Council President Charles Morgan pulled his proposal to adopt a redevelopment plan solely for the part of the Princeton Junction train station redevelopment area where parking garages will be built from the agenda during the council’s October 27 meeting.##M:[more]##
Instead, council sent the matter to the Parking Authority and the township finance committee for their recommendations.
Council members applauded the decision. Councilwoman Linda Geevers said she felt the township should stay the course of working on the redevelopment plan drafted by Hillier, citing the money already spent on consultant fees and work that has been done by township professionals in coordination with other county and state agencies, including the state Department of Transportation and New Jersey Transit.
“Parking certainly is a top priority, and trying to figure out how the roads should go and the infrastructure is a priority, and always has been,” she said. “I’m worried that if we try to break off a piece of that, that we’re never going to have a comprehensive plan.

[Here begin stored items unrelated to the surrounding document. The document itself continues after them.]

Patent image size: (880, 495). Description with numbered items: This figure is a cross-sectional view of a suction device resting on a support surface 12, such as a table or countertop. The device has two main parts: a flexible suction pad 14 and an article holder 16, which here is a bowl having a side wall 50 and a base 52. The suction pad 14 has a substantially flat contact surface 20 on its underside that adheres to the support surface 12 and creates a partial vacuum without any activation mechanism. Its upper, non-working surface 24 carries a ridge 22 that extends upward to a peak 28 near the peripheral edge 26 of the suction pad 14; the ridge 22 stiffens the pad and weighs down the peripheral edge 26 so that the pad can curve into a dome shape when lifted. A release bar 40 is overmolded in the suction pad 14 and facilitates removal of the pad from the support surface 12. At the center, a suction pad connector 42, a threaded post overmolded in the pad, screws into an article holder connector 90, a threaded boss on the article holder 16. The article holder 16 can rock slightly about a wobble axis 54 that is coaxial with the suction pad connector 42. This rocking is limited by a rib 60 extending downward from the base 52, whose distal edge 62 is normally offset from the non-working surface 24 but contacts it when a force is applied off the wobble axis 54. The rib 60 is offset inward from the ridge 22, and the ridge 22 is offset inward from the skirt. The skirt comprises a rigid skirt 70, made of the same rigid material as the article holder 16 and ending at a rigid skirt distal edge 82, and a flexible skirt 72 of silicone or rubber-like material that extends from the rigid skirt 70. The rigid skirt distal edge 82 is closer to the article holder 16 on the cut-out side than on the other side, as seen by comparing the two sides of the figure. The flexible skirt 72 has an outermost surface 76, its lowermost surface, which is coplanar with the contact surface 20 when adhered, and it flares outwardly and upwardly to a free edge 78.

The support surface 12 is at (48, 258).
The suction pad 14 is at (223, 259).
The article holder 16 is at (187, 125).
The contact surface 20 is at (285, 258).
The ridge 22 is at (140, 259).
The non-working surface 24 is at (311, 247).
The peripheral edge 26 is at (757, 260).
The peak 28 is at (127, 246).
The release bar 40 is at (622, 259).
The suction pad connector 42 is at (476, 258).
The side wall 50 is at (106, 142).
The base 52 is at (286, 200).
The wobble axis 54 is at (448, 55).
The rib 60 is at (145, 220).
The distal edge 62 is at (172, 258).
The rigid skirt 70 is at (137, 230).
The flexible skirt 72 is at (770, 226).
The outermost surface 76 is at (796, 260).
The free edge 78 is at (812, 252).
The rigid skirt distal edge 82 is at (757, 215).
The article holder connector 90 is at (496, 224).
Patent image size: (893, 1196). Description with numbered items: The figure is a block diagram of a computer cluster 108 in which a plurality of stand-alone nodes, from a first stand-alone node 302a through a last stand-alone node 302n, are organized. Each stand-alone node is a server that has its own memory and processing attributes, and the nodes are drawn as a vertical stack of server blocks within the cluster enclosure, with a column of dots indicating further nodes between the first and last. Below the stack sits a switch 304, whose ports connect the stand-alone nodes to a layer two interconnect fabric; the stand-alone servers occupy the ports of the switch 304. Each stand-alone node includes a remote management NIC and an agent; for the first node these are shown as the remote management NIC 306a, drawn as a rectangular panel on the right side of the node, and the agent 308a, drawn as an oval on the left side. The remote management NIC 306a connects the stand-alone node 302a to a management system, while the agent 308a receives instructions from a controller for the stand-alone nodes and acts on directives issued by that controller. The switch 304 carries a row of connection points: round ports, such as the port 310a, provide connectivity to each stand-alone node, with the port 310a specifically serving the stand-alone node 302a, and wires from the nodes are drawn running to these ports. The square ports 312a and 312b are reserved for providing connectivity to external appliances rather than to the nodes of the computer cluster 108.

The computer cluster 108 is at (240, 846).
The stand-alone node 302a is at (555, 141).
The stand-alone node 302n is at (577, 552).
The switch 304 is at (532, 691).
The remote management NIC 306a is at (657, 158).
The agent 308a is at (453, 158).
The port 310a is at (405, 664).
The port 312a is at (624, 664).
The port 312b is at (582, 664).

I think we should stay the course, and finish our work, and get it wrapped up, if at all possible, by the end of this year, and get it to the planning board for their review.”
“At some point, you have to keep moving this forward,” Geevers added. “I’m just worried about slowing the progress and going in circles with these kinds of conversations.”
Councilman Will Anklowitz and Councilwoman Heidi Kleinman also thanked Morgan for removing the topic from the agenda.
Morgan had said he felt that West Windsor officials were trying to do too much all at once in the redevelopment plan proposed by RMJM Hillier, and that was getting in the way of more parking for West Windsor residents. He had proposed, rather, that officials write the plan in “bite-sized, easy-to-digest chunks,” and that it begin with parking for residents. He had made the announcement a week prior, after council took its first look at Hillier’s draft plan during the October 21 presentation. He drafted the resolution after saying he had talked to Nexus, a firm specializing in the construction of parking garages around Central New Jersey. He said Nexus officials told him that once construction is begun, it will only take a year to build the parking garage.
Morgan also said that Nexus told him that the parking garage in Hamilton was built at no-cost to the Hamilton taxpayers, and that if the West Windsor Parking Authority is given the authority to do it immediately, it could have the engineering for a parking deck done within two months, approval from the state two months later, and the entire garage built in a year.
After removing the resolution from the agenda, Morgan said: “As great of an idea as I thought it was, I thought it would sell itself. Clearly the community did not understand it. We need to have everyone understand why it is good. And if it isn’t good, and I’ve missed something, then to move on to the recommendation of the parking authority and finance committee would make sense.”